Whether the historic spread of cultural/language groups such as the Alemanni were migrations or local adoption of culture is still unresolved in archaeology. The Alemanni were a confederation of tribes that inhabited an area, from the third to the 10th century CE, which approximately overlaps with the modern distribution of Alemannic German dialect in Swabia. We present the genomic and isotopic data of eight individuals excavated from a gravesite in Niederstotzingen, Germany of supposed Alemannic origin dated to the 7th century CE. There were two multiple burials at the site suggesting either kinship or fellowship between the individuals. The tombs in the gravesite contained cultural artefacts and weapons indicating close contact of the Alemanni with Longobards and Byzantines. We investigated the genetic affinity of these individuals between each other and to modern West Eurasians. The genetic analysis utilised the targeted enrichment and sequencing of over 1.2 million genetic markers that have known ascertainment. From these data, we found no familial relationship among the individuals in the multiple graves, thus supporting a burial practice based rather on fellowship. All individuals were genetically male. The genetic affinities of the individuals, based on modern genetic distributions, were five Eastern Europeans, two Germans/Austrians and one Southern European. Isotopic data supports that only the Southern European individual was certainly born outside this region. The genetic data appear to correlate with the provenance of the burial artefacts, showing that westward movements and interactions among cultural groups likely occurred in this region during the 7th century CE."
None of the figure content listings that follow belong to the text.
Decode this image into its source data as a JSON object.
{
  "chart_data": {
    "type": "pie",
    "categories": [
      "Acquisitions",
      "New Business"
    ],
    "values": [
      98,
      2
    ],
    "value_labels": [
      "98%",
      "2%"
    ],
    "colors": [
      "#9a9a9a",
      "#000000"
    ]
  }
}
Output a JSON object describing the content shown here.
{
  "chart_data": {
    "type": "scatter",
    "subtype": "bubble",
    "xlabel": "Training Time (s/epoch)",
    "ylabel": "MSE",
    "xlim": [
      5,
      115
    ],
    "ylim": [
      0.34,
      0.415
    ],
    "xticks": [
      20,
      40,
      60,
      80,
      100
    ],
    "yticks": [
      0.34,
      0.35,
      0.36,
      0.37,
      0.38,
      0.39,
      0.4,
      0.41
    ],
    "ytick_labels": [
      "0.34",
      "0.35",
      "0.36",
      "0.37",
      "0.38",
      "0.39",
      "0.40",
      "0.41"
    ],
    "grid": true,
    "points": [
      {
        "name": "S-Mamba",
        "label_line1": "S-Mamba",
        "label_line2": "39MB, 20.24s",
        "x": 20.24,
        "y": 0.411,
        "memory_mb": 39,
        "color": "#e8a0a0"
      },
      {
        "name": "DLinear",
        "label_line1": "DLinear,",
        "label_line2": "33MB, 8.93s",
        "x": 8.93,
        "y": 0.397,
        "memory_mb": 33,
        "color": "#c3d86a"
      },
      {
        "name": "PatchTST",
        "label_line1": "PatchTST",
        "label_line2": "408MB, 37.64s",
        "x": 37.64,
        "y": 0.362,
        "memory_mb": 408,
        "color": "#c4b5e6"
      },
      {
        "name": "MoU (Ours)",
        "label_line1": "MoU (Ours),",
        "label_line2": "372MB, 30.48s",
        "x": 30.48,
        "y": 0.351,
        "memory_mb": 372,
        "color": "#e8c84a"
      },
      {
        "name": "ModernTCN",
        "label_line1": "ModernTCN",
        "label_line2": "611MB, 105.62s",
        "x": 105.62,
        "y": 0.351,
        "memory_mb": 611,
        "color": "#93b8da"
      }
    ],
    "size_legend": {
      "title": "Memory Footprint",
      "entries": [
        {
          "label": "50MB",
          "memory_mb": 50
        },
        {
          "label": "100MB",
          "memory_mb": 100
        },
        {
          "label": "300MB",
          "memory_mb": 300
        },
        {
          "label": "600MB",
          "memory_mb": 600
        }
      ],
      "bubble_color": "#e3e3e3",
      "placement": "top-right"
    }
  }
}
So, a rather multi-ethnic group: 5 Eastern Europeans, 2 Germans/Austrians/1 Southern Eruopean, although perhaps more weighted toward Eastern Eurpeans than I would have imagined.

LeBrok
15-09-16, 05:43
So many papers will come soon! Tsunami of ancient population genetics we've been waiting for. :)

MOESAN
15-09-16, 18:32
Alemannic colonizators of these ancient rather Romano-Celtic territories were at first of northern stock according to classical anthropology; not a pure pop, but one where dominated in number the dolichocephals compared to previous periods when meso-brachys dominated; I rely on old works here. They said that roughly the Germanics cemeteries were in the valleys and the remnants of the ancient pop were more in slopes and highlands. I cannot judge it.
It seems the two pops mixed later (When exactly?). The local pop of Schwaben in the 20th Cy, like Alsacians, was the darker haired pop of Great Germany, darker than the highlands parts of Thuringen and of Baviera, and as dark as some parts of Alemannic Switzerland (there too, the Bern plateau shows lighter pop). Only Tyrol could show darker pop for hairs. Even at this period of sedentism, the close pops of Pfalz-S-Rheinland not to far north but on the valleys was a bit lighter, and more meso, not brachy. In deeper analysis, it seem (in 20th) that as a whole valleys were still a bit lighter and less brachy or more meso. It's the past century, of course! Some Turcs could have modified the "tableau" today.
So I would vote for a genuine Germanics input before osmosis. But these people studied in this study could have a very uncommon history... The "northeastern" affinity could be from Longobards?

Angela
15-09-16, 18:47
Well, I finally have an answer for why my Swiss-German cousins in law are all rather dark haired, dark eyed, and rather olive skinned. If I can find the pictures to upload, I'll put them in an anthropology thread.

MOESAN
15-09-16, 21:49
Well, I finally have an answer for why my Swiss-German cousins in law are all rather dark haired, dark eyed, and rather olive skinned. If I can find the pictures to upload, I'll put them in an anthropology thread.

Angela, the Alsacians were among the darkest German speaker pops but they were among the lighest French people along with Picards, North Coast Normands, Germanic Lorrains and French Flemings!! Not dark all of them: it's relative. And I know you know Swiss people were and are multiethnic.

Judith
14-01-17, 14:34
It is good to learn that we will get more results and analysis of ancient DNA.